The identical one listed on eBay for about half the price (still one left) under the name ET Hunter Hunting is a good buy. "firm-faith" the company that lists it, is trustworthy and has lots of interesting cattys for sale. I have often purchased from them as they frequently offer innovative designs.

I liked mine so much that I pestered Tim at DK to customize one for me a long time ago. I wanted rare wood scales to be added to the frame. Took a while and some convincing. The final product was well worth the wait.

For the shooter who wants to try out a tube SS this is an excellent choice for several reasons. First the groove, or indentation at the top of the ear is ideal for tube positioning. The detailing on the frame and the mirror polishing are first class. The price is unbeatable for such a quality product. Great value!

Enjoy


----------



## BAT (Feb 26, 2015)

oldmiser said:


> honorary pie said:
> 
> 
> > Don't worry OM, Nobody will accuse you of being ingenuine... thats a cool shooter... is it cast? I think I'd like me a chinese shooter, but strictly for indoors, or I'd get cold stiff fingers..
> ...


Intreresting, I did not know that about flats vs tubes....Not a fan of game hunting either, but you never know.....


----------



## oldmiser (Jan 22, 2014)

@Bat Small game like Rabbits & Squirrels puts food on the table....That is the only reason I would do it.....Being retired and living on a low fixed

income..this helps with the food buying budget..But this is my intake on the Hunting for my self.....OM


----------



## BAT (Feb 26, 2015)

oldmiser said:


> @Bat Small game like Rabbits & Squirrels puts food on the table....That is the only reason I would do it.....Being retired and living on a low fixed
> 
> income..this helps with the food buying budget..But this is my intake on the Hunting for my self.....OM


My father was a hunter, almost all his life (he passed away in 2004). The moments I remember the most with him, is when we went outdoors to hunt rabbits, doves, froggs, and wen he cook them for me. Delicious!!
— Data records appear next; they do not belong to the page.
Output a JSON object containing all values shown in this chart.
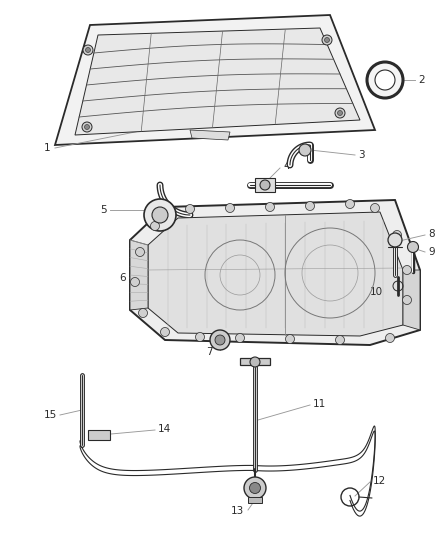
{
  "bg_color": "#ffffff",
  "lc": "#2a2a2a",
  "leac": "#999999",
  "lfc": "#555555",
  "label_fs": 7.5,
  "fig_width": 4.38,
  "fig_height": 5.33,
  "dpi": 100
}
I like hunting, but is an activity I dont do much often, because I dont like to kill just for sport, and that is what I´m trying to teach to my kids, don´t kill it if you are not going to eat it.

On the other hand, some day I want to teach them how to hunt, to put food on the table, it´s a very practical knowledge, because you never know.

Thanks a lot for sharing this words with me Oldmiser!


----------